Monday, July 7, 2008

How can a baby vanish?

The magazine I was working on earlier this year has a monthly books page, which means all the new releases get sent in - by the boxload. Every now and then the books editor (ie the guy I sat next to) would sell off the ones he didn't want for a pittance. Usually $1.
In the last book sale we had I scored some fantastic reads - some I've not even opened up yet. One which caught my eye was a book by the Channel Nine journalist Allison Langdon. She was one of the court reporters who sat through the entire Tegan Lane case.
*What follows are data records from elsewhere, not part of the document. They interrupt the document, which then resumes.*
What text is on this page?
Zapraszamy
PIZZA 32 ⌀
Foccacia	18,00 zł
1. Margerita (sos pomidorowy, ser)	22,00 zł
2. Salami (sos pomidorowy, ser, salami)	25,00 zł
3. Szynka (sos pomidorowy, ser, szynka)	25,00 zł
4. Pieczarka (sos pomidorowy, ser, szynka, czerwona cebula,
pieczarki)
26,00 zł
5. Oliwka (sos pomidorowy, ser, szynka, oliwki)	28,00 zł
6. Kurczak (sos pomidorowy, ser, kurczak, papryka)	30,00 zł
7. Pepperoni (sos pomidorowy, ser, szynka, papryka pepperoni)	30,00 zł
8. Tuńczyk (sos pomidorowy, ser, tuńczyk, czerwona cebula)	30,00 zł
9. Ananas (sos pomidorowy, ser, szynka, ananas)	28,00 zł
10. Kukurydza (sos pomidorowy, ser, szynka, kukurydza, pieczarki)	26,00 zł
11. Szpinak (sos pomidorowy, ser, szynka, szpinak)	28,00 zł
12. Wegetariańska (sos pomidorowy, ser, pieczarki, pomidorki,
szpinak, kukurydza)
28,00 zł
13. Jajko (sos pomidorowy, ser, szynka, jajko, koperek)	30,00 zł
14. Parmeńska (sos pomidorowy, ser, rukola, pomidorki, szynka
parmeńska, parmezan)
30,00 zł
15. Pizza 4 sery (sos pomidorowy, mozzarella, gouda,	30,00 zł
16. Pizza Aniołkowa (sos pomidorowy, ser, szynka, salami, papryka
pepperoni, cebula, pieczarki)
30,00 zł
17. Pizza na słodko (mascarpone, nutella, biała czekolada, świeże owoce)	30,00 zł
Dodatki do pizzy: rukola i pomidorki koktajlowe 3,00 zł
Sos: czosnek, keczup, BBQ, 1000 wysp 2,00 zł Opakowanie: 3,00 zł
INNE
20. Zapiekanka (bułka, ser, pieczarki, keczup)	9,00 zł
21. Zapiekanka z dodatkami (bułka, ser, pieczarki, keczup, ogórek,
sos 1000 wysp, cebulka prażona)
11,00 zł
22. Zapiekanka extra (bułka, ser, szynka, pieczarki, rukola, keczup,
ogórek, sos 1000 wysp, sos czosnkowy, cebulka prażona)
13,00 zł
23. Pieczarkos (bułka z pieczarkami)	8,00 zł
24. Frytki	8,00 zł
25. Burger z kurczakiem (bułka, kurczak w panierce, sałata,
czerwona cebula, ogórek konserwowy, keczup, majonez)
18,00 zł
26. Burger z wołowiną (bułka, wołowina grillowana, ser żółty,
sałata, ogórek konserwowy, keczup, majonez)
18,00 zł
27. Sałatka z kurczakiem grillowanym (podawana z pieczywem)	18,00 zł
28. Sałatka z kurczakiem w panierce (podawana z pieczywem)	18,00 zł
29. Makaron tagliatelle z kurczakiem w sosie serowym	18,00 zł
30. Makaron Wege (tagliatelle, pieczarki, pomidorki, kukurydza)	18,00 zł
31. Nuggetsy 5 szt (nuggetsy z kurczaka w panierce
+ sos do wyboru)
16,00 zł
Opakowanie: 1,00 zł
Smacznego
I grabbed this book for my dad, and he enjoyed it and gave it back to me to read.
And it was so fascinating I have just read it in a day.
The book itself isn't a masterpiece - it is repetitive in spots and some of the grammar is a bit questionable - but it's a riveting yarn. For anyone who doesn't know: Tegan Lane was a baby born to a Sydney woman called Keli Lane. Tegan 'disappeared' two days after being born. The mother swears she handed her to the natural father, but no trace of the man or Tegan have ever been found. It's (of course) far more complicated than that - no-one knew Keli was pregnant. She disguised three pregnancies (other two babies adopted out legally).
Three pregnancies went unnoticed by anyone.
How very bizarre.
No-one - not her parents, her close friends - could testify that they had asked Keli what happened to Tegan.
Why ever not?
The tangled web of stories she told police is ridiculously convoluted and unbelievable.
How was she able to stand in front of the Coroner and not shed even one piece of light on what had become of her daughter?
This case has simmered down since the Coroner found that Tegan was probably deceased and ordered a homicide investigation.
Just incredible - to think that in this information age someone can have a baby slip through the net in such a way.
I wonder whatever became of that poor little girl?

1 comment:

Stomper Girl said...

I remember seeing that story in the news and being astonished by it. It would be nice to think the baby survived.